Oder die Eltern, die sich auf dem Nachhauseweg von der Arbeit dringend ne Flasche Jägi und ein paar Bier reinziehen müssen, um erstmal runter zu kommen ... ich kann zwar nur Spekulieren, aber wahrscheinlich saufen die, um auf ihre beschissenes Leben besser klar zu kommen. Ich saufe nicht und habe auch keine Kinder, also kann ich das nicht beurteilen.
Kinder machen Arbeit und die haben leider keinen "Aus"-Knopf.
Genau das wird in der modernen Kleinstfamilie (Elternteil(e) + 1 Kind) eben etwas kompliziert.
In einer Mehrgenerationenfamilie (wohlmöglich mit mehreren Kindern) ist das kein Problem ... da findet man auch als Kind immer jemanden der gerade ein bisschen Zeit hat.

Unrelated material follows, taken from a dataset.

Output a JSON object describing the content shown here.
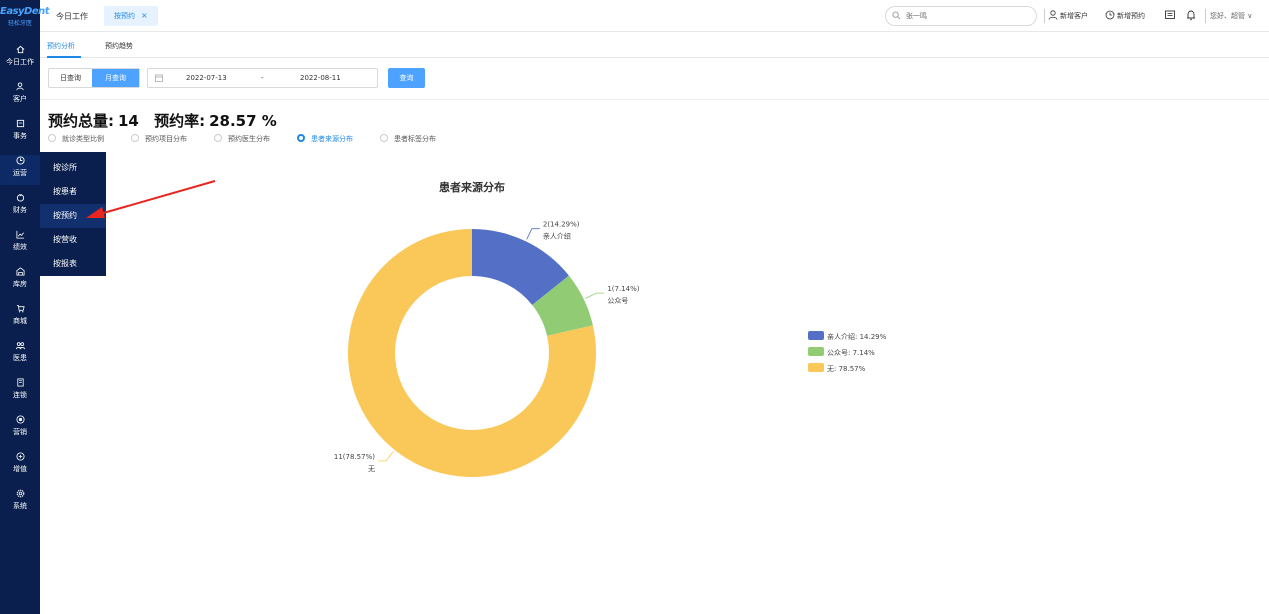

In der modernen Kleinstfamilie müsste den Kindern irgendwer beibringen, wie sie sich selbst beschäftigen ... aber wer soll das machen, wenn schon die Eltern das nicht so recht wissen?
Dazu kommt noch eine unglaubliche Angst vor all den pösen Dingen, die das Leben für Kinder bereit hält (z.B. Autofahrer, die nur auf den Autoverkehr achten), oder die Perversen, die an jedem Spielplatz lauern ... oder "Kopftuchmädchen und Messertürken" ... die gibts ja in Deutschland an jeder Ecke (was ist an Kopftuchmädchen eigentlich so gefährlich, dass man in der AfD vor denen Angst hat?).
Was sollen Eltern tun, die zwar ihre Ruhe vor den Kindern haben wollen, aber auch Angst haben, sie unbeaufsichtigt zu lassen. Da gibts im Grunde nur eine praktzikable Lösung, und die wird genutzt ... leider hat sie negatve Effekte für die Entwicklung von Kreativität und Eingeninitiative.
Es ist tatsächlich etwas komplizierter, als du dir das vorstellst. Denn die Eltern bedienen mit ihrem Verhalten nur einen Markt ... der sich im Gegenzug über die mangelnde Qualität bei seinen Zulieferern beschwert, die er durch die Forderungen an die Eltern eigentlich selbst erst möglich macht.
Auch die Unternehmen bedienen nur einen Markt.
Einzelne "Schuldige" auszumachen, ist wie so oft ziemlich utopisch und eigentlich nur durch Kurzsicht zu erreichen.
Am ehesten kommt da noch unser Marktfetisch in Frage.